The most important thing coming from No 10 this morning is not anything they have said – but instead what they haven’t said. Following a report yesterday that the UK’s Brexit divorce bill has been agreed as being somewhere in the region of £45bn, the government have not tried to deny it nor pour cold water on the sum.
Sensing an opportunity, the Opposition today tried to capitalise on the news. Labour have tabled an amendment to the EU withdrawal bill that would commit the government to giving MPs a vote on the Brexit financial settlement. It would also require the sum to be assessed by the OBR and the National Audit Office. Given that many Labour MPs take the view that a deal is a good idea, this appears to be aimed more at highlighting Conservative Brexit divisions than trying to argue the money is not a price worth paying and the UK ought to walk away.
As things stand, they may be left disappointed. So far, government officials have been cheered by the muted response from Conservative MPs. The vast majority of Brexiteers – from Iain Duncan Smith to Jacob Rees-Mogg – have cautiously accepted the sum on the proviso that the final deal is worth it. Only Philip Davies and Peter Bone have publicly criticised it.
As I write in the i newspaper today, the problem the government faces lies further down the line. As the process goes on, more details emerge on the trade deal and the number of concessions grows, the eurosceptic wing of the party could decide that this deal isn’t a deal worth having. As one senior Tory source puts it, ‘The question to be asked from now on is, is the deal worth 40 billion quid?’ And if the Brexit bill were to go up even higher – something that can’t be ruled out – what kind of trade deal would be good enough to justify a £60bn price tag? The potency of Vote Leave’s message – let’s send £ 350m a week to the NHS, not the EU – showed how easily weaponisable money is.

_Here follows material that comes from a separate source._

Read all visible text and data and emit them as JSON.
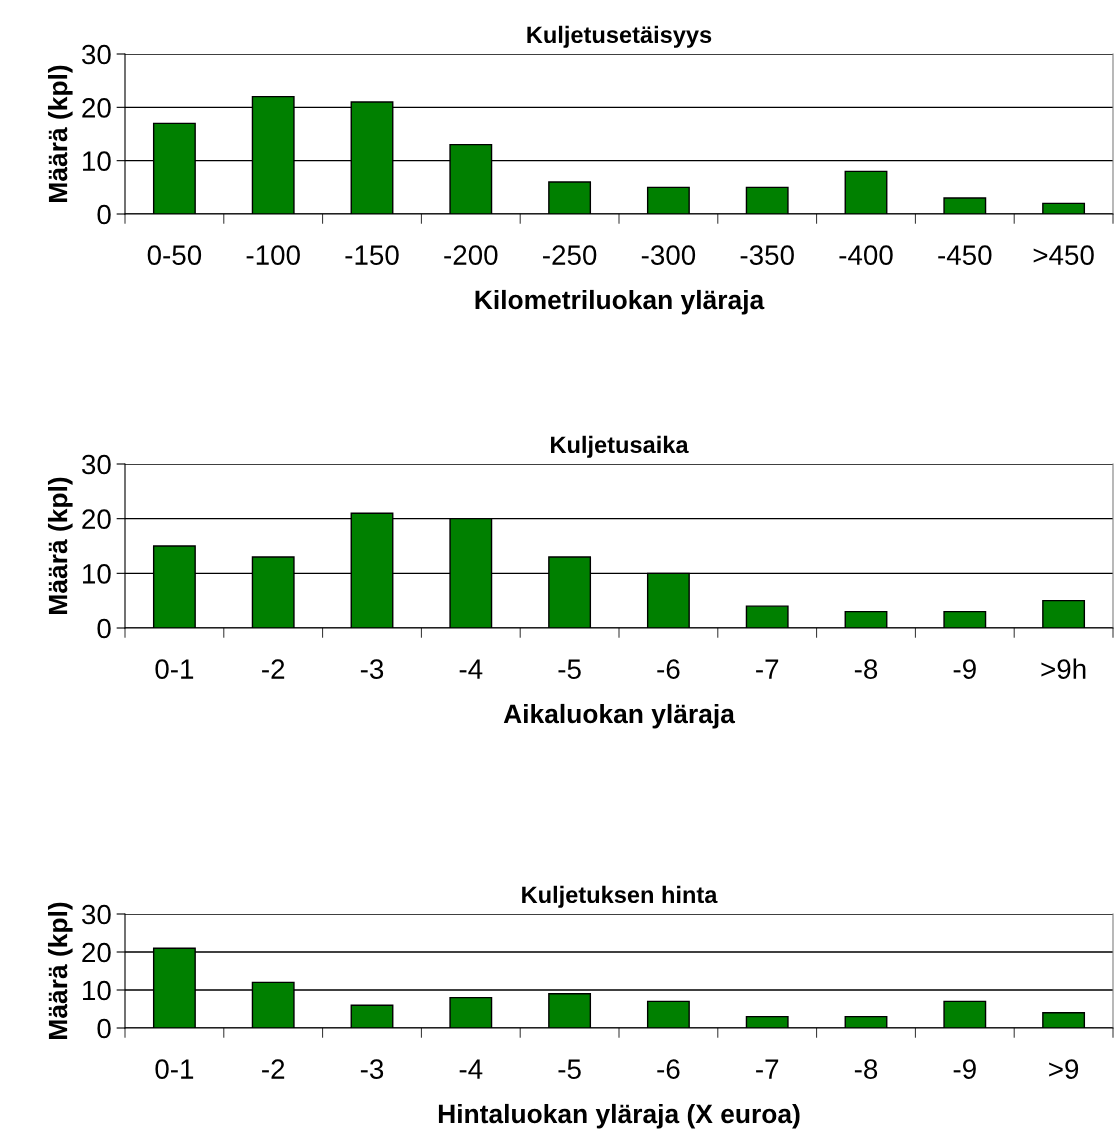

Whether or not the Labour amendment succeeds, there will be a vote where MPs get a say on not just the money – but the deal as a whole. The decision to be made is whether to take what’s on the table – or take no deal at all. It’s hard to see how even the most vociferous Remain rebel could conclude that no deal with the EU was better than a bad deal with the EU. For the Brexiteer MPs, it’s a different proposition entirely. From a £45bn Brexit bill and a continued role for the ECJ to demands over the Irish Border, members of the Brexit wing of the party may well eventually conclude that ‘no deal’ is better than a bad deal.